The Bureau of Industry and Security has drafted and is preparing to soon publish an interim final rule that will introduce a 50% rule for parties on the Entity List and Military End-User List, according to a copy of the rule seen by Export Compliance Daily. The rule would impose the same export license requirements as the parent company for any affiliate owned 50% or more by an entity on those two lists, and it includes a 60-day temporary general license to authorize certain transactions with some non-listed entities before the new restrictions apply.
The Office of Foreign Assets Control this week sanctioned five people and one entity for helping North Korea's government generate revenue for its weapons and missile programs, including through weapons sales to the Myanmar military.
The Office of Foreign Assets Control this week sanctioned Indian nationals Sadiq Abbas Habib Sayyed and Khizar Mohammad Iqbal Shaikh for working with narcotics traffickers to supply "hundreds of thousands" of counterfeit prescription pills containing fentanyl and other illegal drugs to people in the U.S. OFAC also sanctioned Shaikh's company, KS International Traders, which the agency said is a "purported online pharmacy used in furtherance of Shaikh’s criminal activities." Both Shaikh and Sayyed were indicted on narcotics-related charges by DOJ last year.
The Office of Foreign Assets Control this week sanctioned the Lex Instituto de Estudos Juridicos LTDA, a holding company for Brazilian Supreme Federal Court Judge Alexandre de Moraes, who was sanctioned earlier this year for ordering "arbitrary" pretrial detentions and suppressing freedom of expression (see 2507300031). OFAC said Moraes used the company for ownership of his residence and other residential properties. The agency also sanctioned Moraes' wife, Viviane Barci de Moraes, who served as the head of the company. They were both designated under Global Magnitsky-related human rights authorities.
ShapeShift, a defunct Swiss cryptocurrency exchange that operated out of Colorado, will pay $750,000 to the Office of Foreign Assets Control to resolve allegations that it violated sanctions against Cuba, Iran, Sudan and Syria.
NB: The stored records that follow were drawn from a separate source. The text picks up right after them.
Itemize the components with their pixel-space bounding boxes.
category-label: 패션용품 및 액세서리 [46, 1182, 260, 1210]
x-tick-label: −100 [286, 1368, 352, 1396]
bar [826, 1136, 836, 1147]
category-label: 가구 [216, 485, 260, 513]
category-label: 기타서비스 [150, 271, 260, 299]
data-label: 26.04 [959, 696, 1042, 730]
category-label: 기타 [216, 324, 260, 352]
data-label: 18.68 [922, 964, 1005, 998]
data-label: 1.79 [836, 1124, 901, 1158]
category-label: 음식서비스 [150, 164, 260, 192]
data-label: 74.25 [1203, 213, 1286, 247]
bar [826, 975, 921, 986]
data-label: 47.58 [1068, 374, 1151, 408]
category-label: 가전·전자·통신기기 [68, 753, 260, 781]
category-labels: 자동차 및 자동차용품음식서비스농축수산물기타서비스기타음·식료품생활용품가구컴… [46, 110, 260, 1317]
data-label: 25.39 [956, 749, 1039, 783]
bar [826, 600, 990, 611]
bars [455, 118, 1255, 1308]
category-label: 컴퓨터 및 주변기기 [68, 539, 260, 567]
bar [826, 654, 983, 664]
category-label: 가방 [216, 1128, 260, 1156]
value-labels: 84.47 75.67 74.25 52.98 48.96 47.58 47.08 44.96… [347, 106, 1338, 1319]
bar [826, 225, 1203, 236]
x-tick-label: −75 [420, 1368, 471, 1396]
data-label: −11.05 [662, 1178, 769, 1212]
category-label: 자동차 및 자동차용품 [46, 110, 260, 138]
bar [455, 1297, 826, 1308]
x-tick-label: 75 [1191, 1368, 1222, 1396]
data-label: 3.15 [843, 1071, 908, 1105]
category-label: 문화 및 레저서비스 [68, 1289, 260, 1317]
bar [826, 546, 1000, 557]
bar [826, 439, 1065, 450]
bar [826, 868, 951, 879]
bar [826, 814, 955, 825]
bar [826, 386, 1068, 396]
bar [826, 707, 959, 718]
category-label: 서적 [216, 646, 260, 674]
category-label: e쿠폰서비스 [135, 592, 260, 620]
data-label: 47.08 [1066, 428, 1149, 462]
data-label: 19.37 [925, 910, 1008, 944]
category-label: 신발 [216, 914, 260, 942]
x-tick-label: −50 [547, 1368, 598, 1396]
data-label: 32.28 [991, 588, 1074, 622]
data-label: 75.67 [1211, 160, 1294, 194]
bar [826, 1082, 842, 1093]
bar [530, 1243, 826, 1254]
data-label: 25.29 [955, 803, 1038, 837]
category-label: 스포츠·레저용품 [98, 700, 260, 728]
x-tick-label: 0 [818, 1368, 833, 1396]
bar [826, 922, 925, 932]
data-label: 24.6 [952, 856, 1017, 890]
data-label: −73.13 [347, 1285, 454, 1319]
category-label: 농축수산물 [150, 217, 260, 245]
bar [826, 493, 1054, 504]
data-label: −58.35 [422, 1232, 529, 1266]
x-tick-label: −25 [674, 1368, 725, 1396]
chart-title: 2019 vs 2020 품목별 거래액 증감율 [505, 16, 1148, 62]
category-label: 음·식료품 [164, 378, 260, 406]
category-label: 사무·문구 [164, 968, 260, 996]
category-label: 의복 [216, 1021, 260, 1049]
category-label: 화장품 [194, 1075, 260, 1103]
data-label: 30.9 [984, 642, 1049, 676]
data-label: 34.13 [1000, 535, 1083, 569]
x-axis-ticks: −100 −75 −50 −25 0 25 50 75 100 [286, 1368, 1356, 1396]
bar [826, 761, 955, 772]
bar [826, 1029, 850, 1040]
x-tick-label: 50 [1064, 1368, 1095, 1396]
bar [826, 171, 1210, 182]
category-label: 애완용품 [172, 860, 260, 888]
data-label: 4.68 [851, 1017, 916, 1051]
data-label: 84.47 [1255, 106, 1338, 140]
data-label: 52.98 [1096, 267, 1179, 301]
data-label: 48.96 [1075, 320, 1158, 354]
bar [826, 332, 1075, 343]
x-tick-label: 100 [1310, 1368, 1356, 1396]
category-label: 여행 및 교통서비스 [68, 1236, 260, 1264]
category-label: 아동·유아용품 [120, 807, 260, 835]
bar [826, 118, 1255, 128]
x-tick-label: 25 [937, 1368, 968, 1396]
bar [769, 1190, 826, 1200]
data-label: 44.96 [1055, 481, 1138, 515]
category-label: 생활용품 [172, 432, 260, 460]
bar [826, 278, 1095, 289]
OFAC said the exchange had no sanctions compliance program and illegally allowed users in those countries to use its platform for digital asset transactions.
The Office of Foreign Assets Control last week issued a new form that it said will simplify how companies report property that has been unblocked or transferred, "easing the burden on filers and improving OFAC's processing efficiency." It said the form is optional but "strongly encouraged."
The Office of Foreign Assets Control this week sanctioned Los Mayos, an affiliate of the designated Sinaloa Cartel, for producing and trafficking fentanyl, cocaine, marijuana, heroin and methamphetamine from northwest Mexico into the U.S. OFAC also sanctioned five people and 15 companies aiding Los Mayos just south of the U.S.-Mexico border.